The 0 Ohm is a cuvée both of grapes and the soils in which they are founded. Chardonnay growing on the Rhine front in lime and loess joins Weissburgunder (aka Pinot Blanc) from loam soil in the Uelversheim vineyards. The result is a delicate wine with a fresh minerality and sound structure: a living wine, from living soil. Spontaneously fermented grapes are left on the lees for ten months in small, oak barrels before being bottled, unfiltered, with a small amount of sulphite. The nose is buttery, with a slightly woodiness and is followed by citrus, unripe apple and passion fruit on the tongue. Decant half an hour before drinking and team it with Spaghetti alle vongole or fried fish.
The Riesling vines grow amid rows of greening – wildflowers and plants which stimulate wildlife and stabilise the soil. A ‘hedge cut’ is used, which encourages the wood to grow in a way that protects the small grapes from hailstorms. These grapes were picked in early October 2016 and gently pressed before being spontaneously fermented in stainless steel tanks. Disgorged after 9 months, the Pet Nat is then matured in the bottle where the fermentation continues. The nose is something like an aged champagne with subtle hints of thyme and ripe apples. It has a well-balanced acidity with the sweet and bitter notes of grapefruit in the mouth, along with pear and herbal tea. Chill at 8 ° C, open shortly before drinking and enjoy as an aperitif, or pair with pumpkin or mushroom risotto.

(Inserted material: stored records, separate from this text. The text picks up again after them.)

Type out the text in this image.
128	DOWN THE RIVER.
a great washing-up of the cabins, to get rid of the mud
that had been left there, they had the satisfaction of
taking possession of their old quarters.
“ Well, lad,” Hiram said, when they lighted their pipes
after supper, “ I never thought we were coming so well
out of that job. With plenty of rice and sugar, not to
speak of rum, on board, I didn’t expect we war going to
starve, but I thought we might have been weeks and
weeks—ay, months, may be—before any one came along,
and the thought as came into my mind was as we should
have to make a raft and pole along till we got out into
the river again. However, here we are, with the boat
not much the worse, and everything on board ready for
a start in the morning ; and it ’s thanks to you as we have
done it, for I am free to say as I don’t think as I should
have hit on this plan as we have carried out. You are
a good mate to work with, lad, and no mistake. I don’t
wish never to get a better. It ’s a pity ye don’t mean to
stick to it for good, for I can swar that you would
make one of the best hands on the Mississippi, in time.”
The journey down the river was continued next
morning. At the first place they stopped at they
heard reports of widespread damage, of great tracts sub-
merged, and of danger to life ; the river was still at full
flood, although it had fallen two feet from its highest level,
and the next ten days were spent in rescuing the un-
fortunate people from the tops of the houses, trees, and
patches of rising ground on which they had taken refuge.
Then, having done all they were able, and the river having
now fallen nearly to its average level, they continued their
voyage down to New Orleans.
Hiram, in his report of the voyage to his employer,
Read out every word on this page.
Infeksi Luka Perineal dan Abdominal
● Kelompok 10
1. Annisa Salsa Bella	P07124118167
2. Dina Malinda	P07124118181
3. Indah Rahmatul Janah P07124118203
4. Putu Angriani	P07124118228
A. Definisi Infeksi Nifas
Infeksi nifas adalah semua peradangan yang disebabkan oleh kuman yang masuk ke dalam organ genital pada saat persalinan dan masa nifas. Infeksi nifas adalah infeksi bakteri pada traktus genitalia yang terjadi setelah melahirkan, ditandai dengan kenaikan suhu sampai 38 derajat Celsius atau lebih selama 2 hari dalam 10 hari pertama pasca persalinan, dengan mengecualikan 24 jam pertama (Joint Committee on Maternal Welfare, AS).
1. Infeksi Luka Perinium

This bottle combines Grenache and Carignan, the former harvested at the end of August and the latter in late September. These are 30-40 year old vines growing at around 90 metres and pruned with the Gobelet technique – a traditional method for the area which protects the grapes from a harsh sun. It’s an area dominated by limestone, sandstone and river pebbles seared with quartz. Two week maceration, ten months in old wood barriques, minimal sulphites, then bottled unfiltered. A regular pump-over or ‘remontages’ is engaged, where fermenting must from the bottom of the barrel is pumped to the surface in order to submerge the ‘chapeau’ or cap of grape skins. What does this do? Increases the extraction of tannins and leads to balanced structure and a beautiful colour. With an initial waft of elderberry and blackberry, this bottle quickly develops into juicy cherries and a little sloe. Silky smooth with an irresistible grip. It might just be me, but can you detect the fragrant scrub flowers? Drink this one at 16-18°, with light meat dishes or cassoulet.